Não podemos confiar e nem confiamos em tudo o que está na internet. Em bilhões de opções no World Wide Web (WWW), conhecemos poucos sites confiáveis. Quando lemos alguma informação ou acessamos algum site, se temos um conhecimento prévio do assunto, saberemos se podemos confiar ou não. Mas, e se não tivermos o mínimo conhecimento? Tentaremos a sorte? A internet exige que o internauta possua conhecimento o suficiente para procurar o que interessa. Aqueles que não possuem, a internet é simplesmente um meio de diversão, distração e esquecimento (Orkut, MSN, sites de fofocas). Apesar de a informação estar disponível para todos, exceto quando se é cobrado alguma taxa pelo uso (“acesso para assinantes”), a informação passa a ser para poucos, para aqueles que possuem instrução.

No último dia 10 de novembro, a Folha de São Paulo noticiou que a enciclopédia de Mário de Andrade dedicada ao Brasil foi concluída. “A obra seria similar à "Encyclopédie" francesa, do século 18, e à alemã "Brockhaus", cuja primeira edição é do início do século 19. Mas, após a morte do escritor, em 1945, colaboradores só persistiram por mais cinco anos, sem ultrapassar os verbetes da letra "A". A principal mudança em relação ao projeto original foi no modelo e na abordagem. Abandonou-se a divisão da obra de A a Z e adotou-se a divisão por temas: geografia, população, economia, política, história, artes, sociedade, esportes, mídia e cultura popular. A "Enciclopédia do Brasil" compreende cinco volumes com mais de 1.200 páginas no total, além do conteúdo multimídia, que tem três CDs (com um Atlas do Brasil e do mundo, 300 perfis biográficos e o conteúdo digital da obra) e um DVD (documentário de 50 minutos sobre reservas naturais do país). Também foi criado um site, no qual a enciclopédia será atualizada regularmente”, diz a matéria.

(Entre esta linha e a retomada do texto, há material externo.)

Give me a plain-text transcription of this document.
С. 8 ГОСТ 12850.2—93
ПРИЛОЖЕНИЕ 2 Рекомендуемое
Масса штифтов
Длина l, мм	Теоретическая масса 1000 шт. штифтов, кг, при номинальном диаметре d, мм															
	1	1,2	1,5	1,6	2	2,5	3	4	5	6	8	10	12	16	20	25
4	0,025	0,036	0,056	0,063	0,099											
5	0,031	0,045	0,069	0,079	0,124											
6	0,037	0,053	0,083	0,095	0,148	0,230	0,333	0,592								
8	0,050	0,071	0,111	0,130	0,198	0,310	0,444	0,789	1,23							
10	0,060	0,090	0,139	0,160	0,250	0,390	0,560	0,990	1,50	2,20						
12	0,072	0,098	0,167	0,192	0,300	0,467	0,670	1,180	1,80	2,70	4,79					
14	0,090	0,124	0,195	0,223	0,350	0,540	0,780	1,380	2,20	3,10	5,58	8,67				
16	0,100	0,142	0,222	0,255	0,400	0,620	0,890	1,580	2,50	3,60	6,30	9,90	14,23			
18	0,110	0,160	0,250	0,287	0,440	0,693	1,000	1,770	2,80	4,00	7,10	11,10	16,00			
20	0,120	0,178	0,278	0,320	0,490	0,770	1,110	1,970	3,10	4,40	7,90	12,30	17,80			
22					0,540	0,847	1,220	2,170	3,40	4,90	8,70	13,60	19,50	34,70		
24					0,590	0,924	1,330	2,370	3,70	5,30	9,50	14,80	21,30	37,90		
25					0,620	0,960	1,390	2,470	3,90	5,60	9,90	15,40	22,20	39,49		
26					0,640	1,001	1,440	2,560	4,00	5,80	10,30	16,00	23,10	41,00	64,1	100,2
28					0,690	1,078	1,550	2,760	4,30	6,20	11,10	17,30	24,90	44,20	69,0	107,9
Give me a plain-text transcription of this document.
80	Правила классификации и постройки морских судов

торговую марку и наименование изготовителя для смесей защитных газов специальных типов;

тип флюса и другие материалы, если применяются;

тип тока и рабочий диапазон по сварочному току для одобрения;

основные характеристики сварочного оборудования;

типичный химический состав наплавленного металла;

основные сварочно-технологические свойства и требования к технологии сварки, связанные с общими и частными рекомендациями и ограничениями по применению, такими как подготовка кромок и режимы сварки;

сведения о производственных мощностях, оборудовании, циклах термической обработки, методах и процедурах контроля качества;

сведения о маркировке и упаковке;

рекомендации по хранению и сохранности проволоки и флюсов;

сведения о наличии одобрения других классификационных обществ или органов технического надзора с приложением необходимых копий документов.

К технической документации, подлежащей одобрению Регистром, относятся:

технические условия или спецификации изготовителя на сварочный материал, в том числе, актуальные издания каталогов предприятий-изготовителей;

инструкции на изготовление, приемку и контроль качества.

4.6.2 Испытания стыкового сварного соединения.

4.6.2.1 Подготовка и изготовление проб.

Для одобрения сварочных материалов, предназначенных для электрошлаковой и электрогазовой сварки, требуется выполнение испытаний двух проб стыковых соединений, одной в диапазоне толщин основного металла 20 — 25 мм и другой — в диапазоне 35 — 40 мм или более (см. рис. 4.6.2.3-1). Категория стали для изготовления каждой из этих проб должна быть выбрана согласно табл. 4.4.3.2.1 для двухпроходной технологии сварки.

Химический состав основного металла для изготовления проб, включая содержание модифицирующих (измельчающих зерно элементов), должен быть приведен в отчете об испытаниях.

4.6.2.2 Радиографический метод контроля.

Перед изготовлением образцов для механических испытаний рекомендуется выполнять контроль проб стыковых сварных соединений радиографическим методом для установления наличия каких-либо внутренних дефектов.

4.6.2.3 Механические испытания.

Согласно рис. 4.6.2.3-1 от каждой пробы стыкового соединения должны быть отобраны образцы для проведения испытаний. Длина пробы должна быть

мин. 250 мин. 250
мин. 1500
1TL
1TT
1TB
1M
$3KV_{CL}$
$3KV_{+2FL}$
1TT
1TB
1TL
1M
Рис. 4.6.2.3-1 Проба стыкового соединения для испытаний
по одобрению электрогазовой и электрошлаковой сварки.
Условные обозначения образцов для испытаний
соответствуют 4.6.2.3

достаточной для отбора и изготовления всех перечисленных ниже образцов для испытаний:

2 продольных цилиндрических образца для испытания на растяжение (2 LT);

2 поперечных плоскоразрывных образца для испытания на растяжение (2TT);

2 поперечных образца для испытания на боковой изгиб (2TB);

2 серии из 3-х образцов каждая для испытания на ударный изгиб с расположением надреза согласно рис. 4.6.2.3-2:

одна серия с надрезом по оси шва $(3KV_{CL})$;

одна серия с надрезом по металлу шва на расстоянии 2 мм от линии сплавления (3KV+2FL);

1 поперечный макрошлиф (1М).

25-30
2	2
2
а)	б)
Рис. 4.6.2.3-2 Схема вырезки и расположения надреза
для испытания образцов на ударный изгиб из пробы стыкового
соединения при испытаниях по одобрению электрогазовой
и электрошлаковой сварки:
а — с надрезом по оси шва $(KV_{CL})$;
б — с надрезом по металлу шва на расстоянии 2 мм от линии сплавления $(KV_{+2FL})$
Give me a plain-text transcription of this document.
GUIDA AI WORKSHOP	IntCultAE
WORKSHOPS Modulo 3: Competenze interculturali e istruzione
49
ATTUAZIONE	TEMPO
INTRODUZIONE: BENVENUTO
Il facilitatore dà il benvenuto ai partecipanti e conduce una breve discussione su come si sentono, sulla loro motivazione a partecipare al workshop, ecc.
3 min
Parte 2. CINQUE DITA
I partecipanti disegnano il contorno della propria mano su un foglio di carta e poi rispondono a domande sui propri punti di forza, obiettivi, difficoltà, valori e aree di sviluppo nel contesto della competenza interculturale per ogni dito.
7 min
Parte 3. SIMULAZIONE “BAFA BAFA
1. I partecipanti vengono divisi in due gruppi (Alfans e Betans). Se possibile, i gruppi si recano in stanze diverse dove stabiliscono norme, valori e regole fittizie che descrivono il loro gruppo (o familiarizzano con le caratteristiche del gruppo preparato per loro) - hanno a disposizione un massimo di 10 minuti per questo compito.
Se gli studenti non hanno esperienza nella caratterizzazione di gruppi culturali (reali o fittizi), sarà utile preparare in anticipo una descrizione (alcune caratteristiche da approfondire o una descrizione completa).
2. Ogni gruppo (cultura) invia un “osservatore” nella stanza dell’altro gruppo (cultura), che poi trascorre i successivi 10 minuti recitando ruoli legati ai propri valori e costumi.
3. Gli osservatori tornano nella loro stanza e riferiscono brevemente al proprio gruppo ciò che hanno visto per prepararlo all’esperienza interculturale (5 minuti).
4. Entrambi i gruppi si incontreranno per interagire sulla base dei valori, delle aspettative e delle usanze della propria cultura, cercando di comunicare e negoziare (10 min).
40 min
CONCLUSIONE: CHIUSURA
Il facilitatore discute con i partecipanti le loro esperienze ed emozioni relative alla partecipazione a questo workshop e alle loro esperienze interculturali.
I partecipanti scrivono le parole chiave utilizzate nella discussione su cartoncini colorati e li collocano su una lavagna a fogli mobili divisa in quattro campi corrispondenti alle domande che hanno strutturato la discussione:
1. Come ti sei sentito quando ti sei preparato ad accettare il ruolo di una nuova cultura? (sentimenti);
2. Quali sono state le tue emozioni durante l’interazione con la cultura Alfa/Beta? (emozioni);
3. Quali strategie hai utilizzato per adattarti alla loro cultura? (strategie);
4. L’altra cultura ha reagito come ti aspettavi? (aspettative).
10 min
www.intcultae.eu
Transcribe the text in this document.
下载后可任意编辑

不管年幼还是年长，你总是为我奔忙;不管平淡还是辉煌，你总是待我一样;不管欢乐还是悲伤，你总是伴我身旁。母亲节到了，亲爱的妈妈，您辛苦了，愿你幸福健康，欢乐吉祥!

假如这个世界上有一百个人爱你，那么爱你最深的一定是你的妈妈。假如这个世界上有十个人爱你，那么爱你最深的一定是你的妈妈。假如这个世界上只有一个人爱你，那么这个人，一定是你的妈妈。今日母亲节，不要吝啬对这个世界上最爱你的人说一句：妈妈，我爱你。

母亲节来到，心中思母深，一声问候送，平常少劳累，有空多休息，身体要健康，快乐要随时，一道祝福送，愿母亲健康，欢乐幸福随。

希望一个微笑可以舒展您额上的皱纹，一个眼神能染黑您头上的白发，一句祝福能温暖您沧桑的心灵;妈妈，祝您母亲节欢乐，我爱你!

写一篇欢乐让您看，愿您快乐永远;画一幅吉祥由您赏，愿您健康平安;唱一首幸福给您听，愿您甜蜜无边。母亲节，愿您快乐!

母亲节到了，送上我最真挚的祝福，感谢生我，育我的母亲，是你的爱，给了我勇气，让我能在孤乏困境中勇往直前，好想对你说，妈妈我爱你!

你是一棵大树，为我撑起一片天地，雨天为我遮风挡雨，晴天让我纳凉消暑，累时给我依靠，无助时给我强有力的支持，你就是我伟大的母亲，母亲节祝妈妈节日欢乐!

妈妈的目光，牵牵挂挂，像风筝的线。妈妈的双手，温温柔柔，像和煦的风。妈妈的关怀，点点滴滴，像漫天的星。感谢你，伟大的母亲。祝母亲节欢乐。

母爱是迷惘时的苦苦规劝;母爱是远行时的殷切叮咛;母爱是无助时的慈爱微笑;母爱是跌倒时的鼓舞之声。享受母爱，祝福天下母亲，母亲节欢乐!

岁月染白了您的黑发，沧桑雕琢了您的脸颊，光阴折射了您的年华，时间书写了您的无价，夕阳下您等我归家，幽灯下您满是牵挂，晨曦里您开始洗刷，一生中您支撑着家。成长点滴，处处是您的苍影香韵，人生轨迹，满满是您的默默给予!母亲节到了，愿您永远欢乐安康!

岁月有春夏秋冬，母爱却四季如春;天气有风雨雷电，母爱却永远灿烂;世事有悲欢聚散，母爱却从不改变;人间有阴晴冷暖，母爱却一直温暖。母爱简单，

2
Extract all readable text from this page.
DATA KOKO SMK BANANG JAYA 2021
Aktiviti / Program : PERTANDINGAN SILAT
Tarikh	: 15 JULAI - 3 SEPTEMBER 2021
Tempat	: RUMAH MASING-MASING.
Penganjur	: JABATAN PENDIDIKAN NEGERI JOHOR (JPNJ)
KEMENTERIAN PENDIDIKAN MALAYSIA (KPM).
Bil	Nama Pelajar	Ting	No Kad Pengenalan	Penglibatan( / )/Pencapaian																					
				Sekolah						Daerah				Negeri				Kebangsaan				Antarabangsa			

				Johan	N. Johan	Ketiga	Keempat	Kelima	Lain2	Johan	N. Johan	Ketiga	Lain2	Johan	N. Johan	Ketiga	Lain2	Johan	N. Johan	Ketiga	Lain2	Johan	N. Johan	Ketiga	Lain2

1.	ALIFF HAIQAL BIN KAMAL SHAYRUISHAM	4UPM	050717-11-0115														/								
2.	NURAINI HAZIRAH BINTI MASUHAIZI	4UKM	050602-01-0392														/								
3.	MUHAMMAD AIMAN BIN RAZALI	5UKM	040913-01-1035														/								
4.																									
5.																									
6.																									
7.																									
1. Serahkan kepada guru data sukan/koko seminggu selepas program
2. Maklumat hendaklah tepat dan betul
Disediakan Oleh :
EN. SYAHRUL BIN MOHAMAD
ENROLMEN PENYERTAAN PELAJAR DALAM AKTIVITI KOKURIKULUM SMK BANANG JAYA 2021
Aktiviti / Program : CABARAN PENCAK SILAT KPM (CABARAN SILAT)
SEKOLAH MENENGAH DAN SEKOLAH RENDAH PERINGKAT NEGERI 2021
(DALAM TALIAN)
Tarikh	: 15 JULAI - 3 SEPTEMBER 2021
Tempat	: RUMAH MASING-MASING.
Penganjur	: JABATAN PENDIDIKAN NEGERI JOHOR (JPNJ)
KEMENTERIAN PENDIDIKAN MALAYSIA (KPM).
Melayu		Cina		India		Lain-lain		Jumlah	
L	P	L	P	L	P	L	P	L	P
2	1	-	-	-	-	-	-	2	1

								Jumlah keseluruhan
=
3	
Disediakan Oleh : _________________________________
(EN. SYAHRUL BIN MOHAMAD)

Problemas resolvidos? Aos menos, parece. Uma enciclopédia na versão impressa, para os amantes de um bom livro (que não confiam em uma máquina), e virtual, para os que querem informações fáceis e rápidas (não precisamos nos deslocar até uma biblioteca e procurar pelo livro exato, basta um click). Todavia, voltamos à mesma questão. Aqueles que souberem da existência da Enciclopédia do Brasil poderão usufruir da obra. Quantos aos outros, cabe acessar o Orkut, o MSN ou aquilo que aparecer nas primeiras páginas do Google.